31 мая, 1962, Москва.К ПРОЗЕ О ПОЭМЕ
<34> Я начинаю замечать еще одно странное свойство Поэмы: ее все принимают на свой счет, узнают себя в ней. В этом есть, что-то от «Фауста» (см. то место, где Ф<ауст> видит на Брокене издали Марг<ариту>, а Мефистоф<ель> говорит ему, что в этом призраке все узнают любимую девушку).
Но Фауст именно тогда бросает все и мчится «спасать» Маргариту.
ЕЩЕ О ПОЭМЕ
<35>…кроме вещей (см. 1-ый отрыв<ок>) в дело вмешался сам Фонтанный Дом: древние, еще шведские дубы. Белый (зеркальный) зал – через площадку, где пела сама Параша для Павла I, уничтоженный в… году грот, какие-то призрачные ворота и золотая клинопись фонарей в Фонтанке – и Шумерская кофейня (комната В.К. Шилейко во флигеле)… Потом еще…
ДЛЯ М<АЛИЯ>
<36> 1. Поэма – волшебное зеркало, в котором каждый видит то, что ему суждено видеть. (4 примера – Чук<овский>, М<ихайлов>, Blot, Фил<иппов>.)
НОВОЕ В СПИСКЕ 1962
<37> I. Строфы. (Не давать никому).
1) Маска это, череп, лицо ли? (1913-й, I главка)
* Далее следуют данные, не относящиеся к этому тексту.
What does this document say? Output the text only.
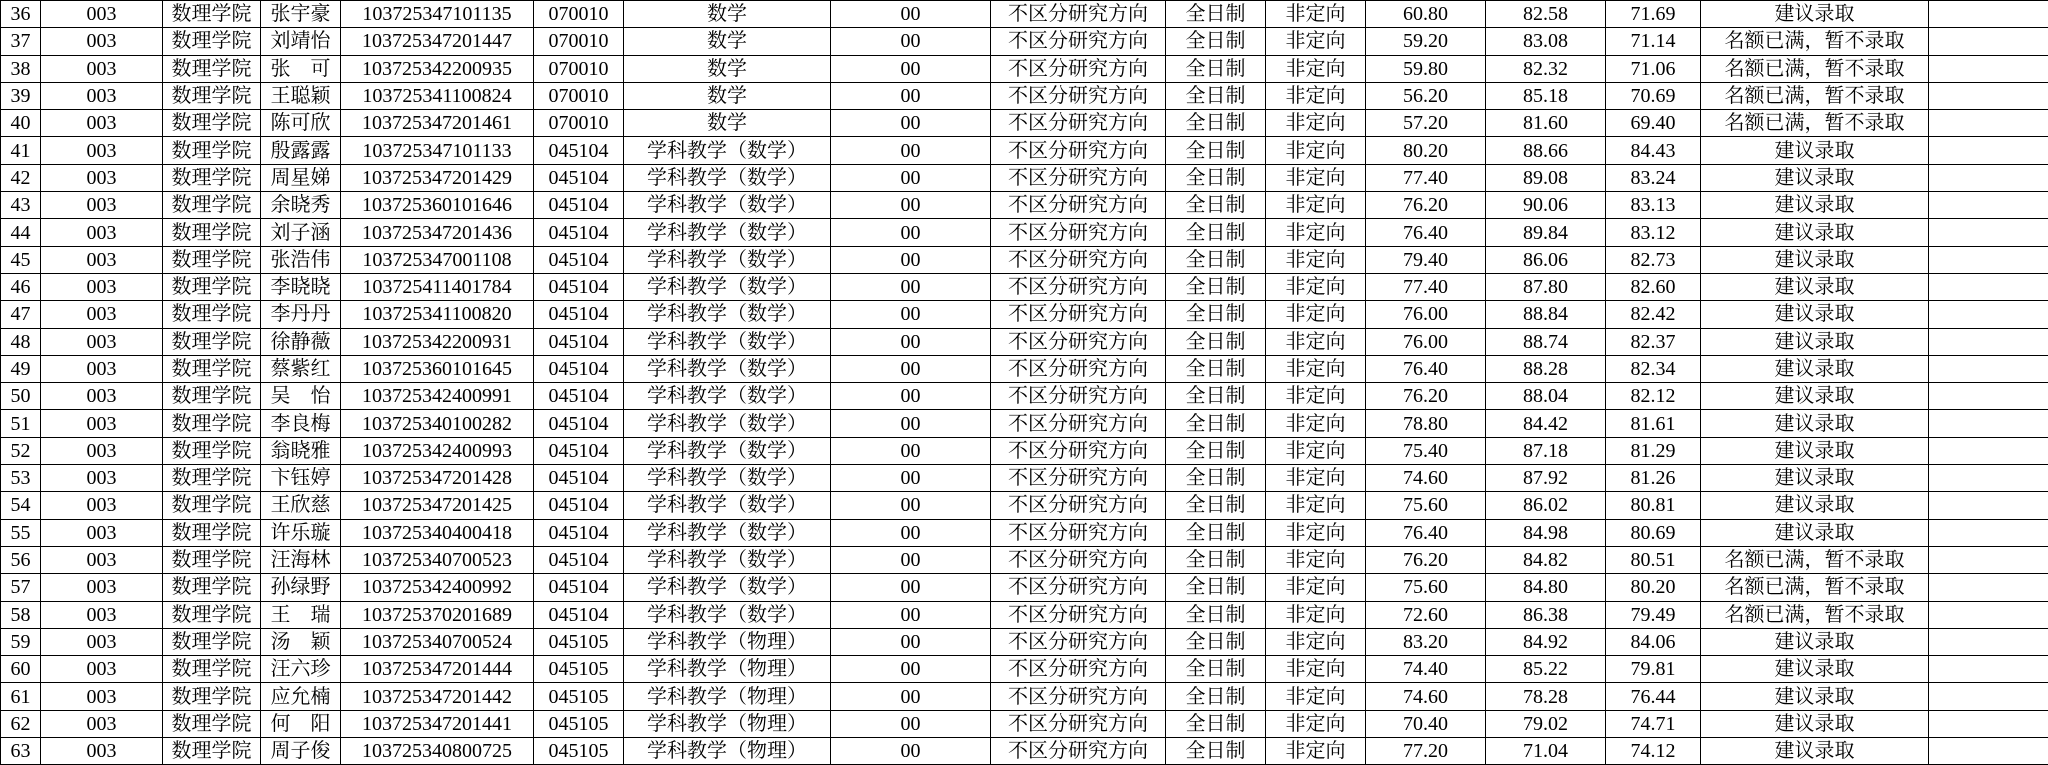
36	003	数理学院	张宇豪	103725347101135	070010	数学	00	不区分研究方向	全日制	非定向	60.80	82.58	71.69	建议录取	
37	003	数理学院	刘靖怡	103725347201447	070010	数学	00	不区分研究方向	全日制	非定向	59.20	83.08	71.14	名额已满，暂不录取	
38	003	数理学院	张　可	103725342200935	070010	数学	00	不区分研究方向	全日制	非定向	59.80	82.32	71.06	名额已满，暂不录取	
39	003	数理学院	王聪颖	103725341100824	070010	数学	00	不区分研究方向	全日制	非定向	56.20	85.18	70.69	名额已满，暂不录取	
40	003	数理学院	陈可欣	103725347201461	070010	数学	00	不区分研究方向	全日制	非定向	57.20	81.60	69.40	名额已满，暂不录取	
41	003	数理学院	殷露露	103725347101133	045104	学科教学（数学）	00	不区分研究方向	全日制	非定向	80.20	88.66	84.43	建议录取	
42	003	数理学院	周星娣	103725347201429	045104	学科教学（数学）	00	不区分研究方向	全日制	非定向	77.40	89.08	83.24	建议录取	
43	003	数理学院	余晓秀	103725360101646	045104	学科教学（数学）	00	不区分研究方向	全日制	非定向	76.20	90.06	83.13	建议录取	
44	003	数理学院	刘子涵	103725347201436	045104	学科教学（数学）	00	不区分研究方向	全日制	非定向	76.40	89.84	83.12	建议录取	
45	003	数理学院	张浩伟	103725347001108	045104	学科教学（数学）	00	不区分研究方向	全日制	非定向	79.40	86.06	82.73	建议录取	
46	003	数理学院	李晓晓	103725411401784	045104	学科教学（数学）	00	不区分研究方向	全日制	非定向	77.40	87.80	82.60	建议录取	
47	003	数理学院	李丹丹	103725341100820	045104	学科教学（数学）	00	不区分研究方向	全日制	非定向	76.00	88.84	82.42	建议录取	
48	003	数理学院	徐静薇	103725342200931	045104	学科教学（数学）	00	不区分研究方向	全日制	非定向	76.00	88.74	82.37	建议录取	
49	003	数理学院	蔡紫红	103725360101645	045104	学科教学（数学）	00	不区分研究方向	全日制	非定向	76.40	88.28	82.34	建议录取	
50	003	数理学院	吴　怡	103725342400991	045104	学科教学（数学）	00	不区分研究方向	全日制	非定向	76.20	88.04	82.12	建议录取	
51	003	数理学院	李良梅	103725340100282	045104	学科教学（数学）	00	不区分研究方向	全日制	非定向	78.80	84.42	81.61	建议录取	
52	003	数理学院	翁晓雅	103725342400993	045104	学科教学（数学）	00	不区分研究方向	全日制	非定向	75.40	87.18	81.29	建议录取	
53	003	数理学院	卞钰婷	103725347201428	045104	学科教学（数学）	00	不区分研究方向	全日制	非定向	74.60	87.92	81.26	建议录取	
54	003	数理学院	王欣慈	103725347201425	045104	学科教学（数学）	00	不区分研究方向	全日制	非定向	75.60	86.02	80.81	建议录取	
55	003	数理学院	许乐璇	103725340400418	045104	学科教学（数学）	00	不区分研究方向	全日制	非定向	76.40	84.98	80.69	建议录取	
56	003	数理学院	汪海林	103725340700523	045104	学科教学（数学）	00	不区分研究方向	全日制	非定向	76.20	84.82	80.51	名额已满，暂不录取	
57	003	数理学院	孙绿野	103725342400992	045104	学科教学（数学）	00	不区分研究方向	全日制	非定向	75.60	84.80	80.20	名额已满，暂不录取	
58	003	数理学院	王　瑞	103725370201689	045104	学科教学（数学）	00	不区分研究方向	全日制	非定向	72.60	86.38	79.49	名额已满，暂不录取	
59	003	数理学院	汤　颖	103725340700524	045105	学科教学（物理）	00	不区分研究方向	全日制	非定向	83.20	84.92	84.06	建议录取	
60	003	数理学院	汪六珍	103725347201444	045105	学科教学（物理）	00	不区分研究方向	全日制	非定向	74.40	85.22	79.81	建议录取	
61	003	数理学院	应允楠	103725347201442	045105	学科教学（物理）	00	不区分研究方向	全日制	非定向	74.60	78.28	76.44	建议录取	
62	003	数理学院	何　阳	103725347201441	045105	学科教学（物理）	00	不区分研究方向	全日制	非定向	70.40	79.02	74.71	建议录取	
63	003	数理学院	周子俊	103725340800725	045105	学科教学（物理）	00	不区分研究方向	全日制	非定向	77.20	71.04	74.12	建议录取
2) Скоро мне нужна будет лира… («Решка»)
3) Портрет козлоногой (В примеч<аниях> авт<ора>)
4) Портрет драгуна (В прим<ечаниях> ав<тора>).
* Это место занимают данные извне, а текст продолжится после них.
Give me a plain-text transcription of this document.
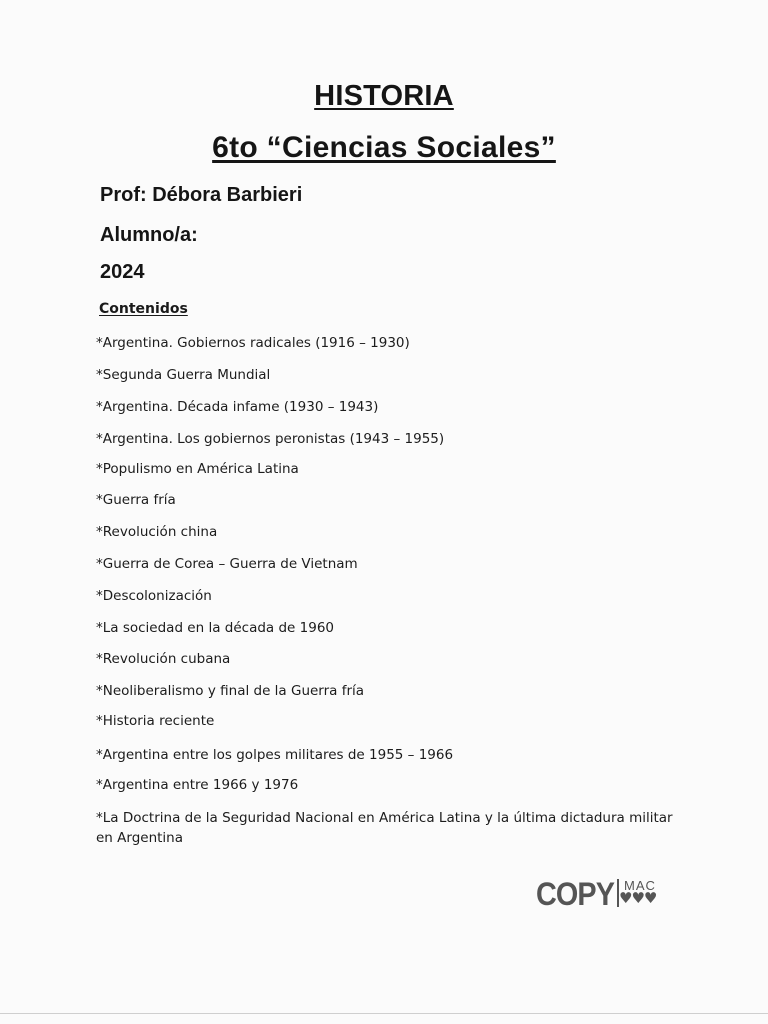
HISTORIA
6to “Ciencias Sociales”
Prof: Débora Barbieri
Alumno/a:
2024
Contenidos
*Argentina. Gobiernos radicales (1916 – 1930)
*Segunda Guerra Mundial
*Argentina. Década infame (1930 – 1943)
*Argentina. Los gobiernos peronistas (1943 – 1955)
*Populismo en América Latina
*Guerra fría
*Revolución china
*Guerra de Corea – Guerra de Vietnam
*Descolonización
*La sociedad en la década de 1960
*Revolución cubana
*Neoliberalismo y final de la Guerra fría
*Historia reciente
*Argentina entre los golpes militares de 1955 – 1966
*Argentina entre 1966 y 1976
*La Doctrina de la Seguridad Nacional en América Latina y la última dictadura militar en Argentina
COPY MAC
♥♥♥
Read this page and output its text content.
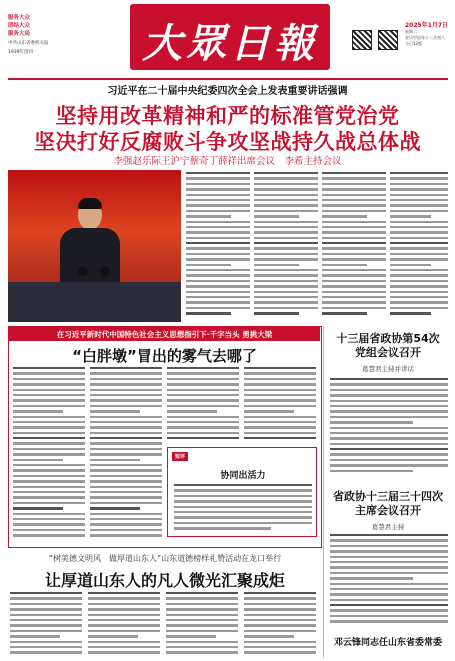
服务大众
团结大众
服务大局
中共山东省委机关报
1939年创刊	大眾日報	2025年1月7日
星期二
农历甲辰年十二月初八
今日12版
习近平在二十届中央纪委四次全会上发表重要讲话强调
坚持用改革精神和严的标准管党治党
坚决打好反腐败斗争攻坚战持久战总体战
李强赵乐际王沪宁蔡奇丁薛祥出席会议　李希主持会议
在习近平新时代中国特色社会主义思想指引下·千字当头 勇挑大梁
“白胖墩”冒出的雾气去哪了
短评
协同出活力
十三届省政协第54次
党组会议召开
葛慧君主持并讲话
省政协十三届三十四次
主席会议召开
葛慧君主持
邓云锋同志任山东省委常委
“树美德文明风　做厚道山东人”山东道德榜样礼赞活动在龙口举行
让厚道山东人的凡人微光汇聚成炬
5) Кружевная шаль (1-ая главка)
6) И Венера возникла из пены (?)
5) Кто-то с ней без лица и названья (9 стихов)
6) IV гл<авка>. Эпиграф 9 строк, прозаическая часть
7) Уладить арапчат [9] 7 [½ строк о Козлон<огой>]
8) Вопль: «Не надо!!.» (1-ая главка 1913 г.)
9) И никто меня не осудит (1-ая гл<авка>)
10) Не клянет, не молит, не дышит (М. Lamb<alle>)
11) Та, что [здесь] пляшет козью чечетку (в Прим<ечаниях>)
12) Я же роль рокового хора (II главка)
13) Дапертутто, Иоканааном (1-ая главка)
14) Лат<инское> прим<ечание> Байрона к [цитате] эпиграфу из Д<он> Жуана
14а) Проза при IV главке (Гораций)
15) Призрак цусимского ада
Тут же: пьяный поет моряк
16) Из-за ширм Петрушкина маска (1913).
Новое предисловие. «Проза о Поэме» – отрывки о Канунах, о карусели, о заземлении, о петерб<ургской> гофман<иане> и т. д.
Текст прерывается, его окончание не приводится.